Turismo e crescita economica alla prova dei numeri. Una ricerca di Unisalento

a) Gli afflussi turistici determinano una riallocazione della forza lavoro da settori ad alta a bassa produttività. Tipicamente, nel Salento, questo è avvenuto come conseguenza dell’espulsione dei contadini dalla terra devastata dalla Xylella (una sorta di accumulazione originaria turistica) nella conduzione di lidi balneari e di ristorazione con bassa qualità dell’offerta.

b) Le attività turistiche, in quest’area, si avvalgono di forza-lavoro con basso capitale umano o sottoccupato. Ne deriva una condizione per la quale la produttività del lavoro è molto inferiore a quella potenziale.
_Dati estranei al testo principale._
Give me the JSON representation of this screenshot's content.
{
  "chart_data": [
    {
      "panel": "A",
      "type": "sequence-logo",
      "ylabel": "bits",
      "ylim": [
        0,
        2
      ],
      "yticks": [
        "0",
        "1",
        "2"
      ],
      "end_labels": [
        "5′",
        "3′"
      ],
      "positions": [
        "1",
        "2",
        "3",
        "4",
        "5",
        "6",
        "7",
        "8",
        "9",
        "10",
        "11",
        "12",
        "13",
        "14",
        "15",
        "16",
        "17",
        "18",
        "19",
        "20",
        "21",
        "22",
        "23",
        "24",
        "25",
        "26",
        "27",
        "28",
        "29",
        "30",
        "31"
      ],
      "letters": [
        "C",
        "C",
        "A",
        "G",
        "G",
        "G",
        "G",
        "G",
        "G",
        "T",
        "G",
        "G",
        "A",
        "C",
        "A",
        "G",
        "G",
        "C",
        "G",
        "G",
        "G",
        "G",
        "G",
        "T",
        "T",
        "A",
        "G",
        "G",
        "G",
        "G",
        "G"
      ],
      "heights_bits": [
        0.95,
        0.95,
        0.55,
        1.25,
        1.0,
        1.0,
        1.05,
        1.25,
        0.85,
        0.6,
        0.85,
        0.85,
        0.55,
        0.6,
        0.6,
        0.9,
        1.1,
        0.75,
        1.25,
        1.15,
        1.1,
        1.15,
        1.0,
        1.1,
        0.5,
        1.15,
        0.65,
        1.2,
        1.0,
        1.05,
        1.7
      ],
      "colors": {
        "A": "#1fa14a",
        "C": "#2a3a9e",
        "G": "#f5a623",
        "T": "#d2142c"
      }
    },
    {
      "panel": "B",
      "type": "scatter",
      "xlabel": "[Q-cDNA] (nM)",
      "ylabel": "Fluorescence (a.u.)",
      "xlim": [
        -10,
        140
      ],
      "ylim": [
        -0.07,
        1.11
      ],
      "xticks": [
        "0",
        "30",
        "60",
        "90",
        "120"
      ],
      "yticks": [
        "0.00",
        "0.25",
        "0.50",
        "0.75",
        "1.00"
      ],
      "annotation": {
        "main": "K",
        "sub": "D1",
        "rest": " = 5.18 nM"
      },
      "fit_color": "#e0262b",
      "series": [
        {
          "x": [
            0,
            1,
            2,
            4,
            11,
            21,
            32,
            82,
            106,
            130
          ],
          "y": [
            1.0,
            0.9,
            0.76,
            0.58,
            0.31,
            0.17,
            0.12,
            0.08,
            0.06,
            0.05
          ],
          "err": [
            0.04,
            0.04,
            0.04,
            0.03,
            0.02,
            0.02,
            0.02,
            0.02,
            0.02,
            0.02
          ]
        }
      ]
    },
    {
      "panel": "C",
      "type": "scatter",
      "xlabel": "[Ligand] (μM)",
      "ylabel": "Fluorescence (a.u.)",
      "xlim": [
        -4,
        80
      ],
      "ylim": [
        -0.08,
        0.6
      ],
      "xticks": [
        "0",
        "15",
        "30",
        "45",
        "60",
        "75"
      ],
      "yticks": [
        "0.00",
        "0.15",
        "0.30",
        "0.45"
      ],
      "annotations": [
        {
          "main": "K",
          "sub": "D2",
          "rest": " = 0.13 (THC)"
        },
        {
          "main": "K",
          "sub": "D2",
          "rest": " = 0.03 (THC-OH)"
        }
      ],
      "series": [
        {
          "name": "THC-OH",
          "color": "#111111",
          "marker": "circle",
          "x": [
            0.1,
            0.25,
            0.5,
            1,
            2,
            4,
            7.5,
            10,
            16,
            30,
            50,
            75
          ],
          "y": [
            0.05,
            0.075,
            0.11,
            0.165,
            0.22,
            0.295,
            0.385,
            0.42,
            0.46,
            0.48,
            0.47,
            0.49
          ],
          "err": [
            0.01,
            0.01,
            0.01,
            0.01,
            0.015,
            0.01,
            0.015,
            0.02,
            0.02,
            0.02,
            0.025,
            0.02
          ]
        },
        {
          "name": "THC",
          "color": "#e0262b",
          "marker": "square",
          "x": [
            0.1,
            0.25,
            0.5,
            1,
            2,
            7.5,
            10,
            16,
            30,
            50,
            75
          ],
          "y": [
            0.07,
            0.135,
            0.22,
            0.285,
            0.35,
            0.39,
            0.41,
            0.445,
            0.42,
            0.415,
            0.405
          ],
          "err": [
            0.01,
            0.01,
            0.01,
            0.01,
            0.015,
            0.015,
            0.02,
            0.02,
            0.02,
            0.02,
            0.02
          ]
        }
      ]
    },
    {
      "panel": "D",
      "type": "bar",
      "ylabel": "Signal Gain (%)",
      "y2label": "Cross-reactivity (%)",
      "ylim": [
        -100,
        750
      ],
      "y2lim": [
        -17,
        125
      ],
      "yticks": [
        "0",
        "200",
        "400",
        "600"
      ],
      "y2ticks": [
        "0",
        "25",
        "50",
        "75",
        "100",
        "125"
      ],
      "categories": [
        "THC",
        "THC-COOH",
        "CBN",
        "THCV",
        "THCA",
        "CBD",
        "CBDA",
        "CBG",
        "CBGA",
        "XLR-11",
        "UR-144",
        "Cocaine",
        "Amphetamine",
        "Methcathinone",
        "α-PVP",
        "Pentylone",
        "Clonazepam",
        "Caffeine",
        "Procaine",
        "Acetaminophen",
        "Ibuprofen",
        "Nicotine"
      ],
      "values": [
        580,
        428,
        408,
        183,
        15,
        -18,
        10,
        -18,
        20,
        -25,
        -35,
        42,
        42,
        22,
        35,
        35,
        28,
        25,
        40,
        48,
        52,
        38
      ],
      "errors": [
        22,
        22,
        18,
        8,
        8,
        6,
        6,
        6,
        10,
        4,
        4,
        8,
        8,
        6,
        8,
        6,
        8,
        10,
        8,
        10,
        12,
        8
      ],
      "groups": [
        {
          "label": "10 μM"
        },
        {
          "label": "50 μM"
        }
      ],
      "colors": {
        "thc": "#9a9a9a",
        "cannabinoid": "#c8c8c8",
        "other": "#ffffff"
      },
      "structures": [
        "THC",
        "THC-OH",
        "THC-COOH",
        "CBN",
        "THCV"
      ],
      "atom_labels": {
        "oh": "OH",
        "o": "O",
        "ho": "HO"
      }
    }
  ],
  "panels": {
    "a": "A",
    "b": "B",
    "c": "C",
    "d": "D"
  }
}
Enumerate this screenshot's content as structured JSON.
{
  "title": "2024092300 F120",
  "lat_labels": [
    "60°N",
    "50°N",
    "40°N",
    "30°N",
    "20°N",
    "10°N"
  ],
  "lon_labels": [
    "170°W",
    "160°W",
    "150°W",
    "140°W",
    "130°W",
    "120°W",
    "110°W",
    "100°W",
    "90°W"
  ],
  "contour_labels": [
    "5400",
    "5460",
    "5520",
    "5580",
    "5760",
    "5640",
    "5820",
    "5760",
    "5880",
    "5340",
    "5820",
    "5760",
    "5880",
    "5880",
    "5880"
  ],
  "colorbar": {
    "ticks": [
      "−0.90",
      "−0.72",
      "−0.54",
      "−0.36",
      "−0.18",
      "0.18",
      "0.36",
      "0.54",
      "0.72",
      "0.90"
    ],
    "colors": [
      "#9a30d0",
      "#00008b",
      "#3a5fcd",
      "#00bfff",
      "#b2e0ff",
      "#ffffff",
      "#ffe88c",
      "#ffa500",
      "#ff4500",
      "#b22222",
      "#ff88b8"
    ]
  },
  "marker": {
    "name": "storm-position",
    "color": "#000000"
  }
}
È stato statisticamente rilevato che gli afflussi turistici in loco costituiscono un afflusso di liquidità di breve periodo e stagionale e creano una forte dipendenza dai mercati esteri o nazionali. Ciò sia con riferimento alla volatilità dei redditi dei potenziali turisti, sia con riferimento alla mutevolezza delle preferenze. Inoltre, espongono Lecce e provincia a una forte concorrenza con altri paesi periferici, con particolare riguardo (negli anni più recenti) a Grecia e Albania. In più, si tratta prevalentemente di un turismo povero, che solo in rare occasioni intercetta visitatori con redditi elevati. Nella provincia di Lecce, al 2022, esistono solo 12 strutture alberghiere a 5 stelle (su un totale di 3.122 hotel), con complessivi 706 posti, a fronte di 137 alberghi a 3 stelle e di ben 10.021 stanze per questa fascia. Uno dei canali attraverso i quali è la crescita economica un prius rispetto all’attrazione dei turisti è il potenziamento del sistema dei trasporti. Innanzitutto, maggiore crescita implica maggiore attrattività del territorio, soprattutto sotto forma di esercizi commerciali, di ristorazione e lidi con elevata qualità dell’offerta. In secondo luogo, i territori più ricchi – o su un sentiero di modernizzazione – sono quelli nei quali la logistica funziona meglio. Le indicazioni di policy riguardano due tipologie di intervento. In primo luogo, occorrerebbe incentivare la nascita sul territorio di una più robusta struttura industriale, dal momento che – pur in una fase mondiale di de-industrializzazione – si conferma empiricamente vero che è l’industria il motore della crescita. In secondo luogo, occorre incentivare l’assunzione di personale qualificato e i corsi di formazione: le strategie delle imprese esistenti sono per lo più focalizzate sul risparmio dei costi e su una politica di prezzo predatoria (l’aumento anche notevole dei prezzi non sconta la riduzione della domanda futura), con pochissimi investimenti sulla formazione dei dipendenti.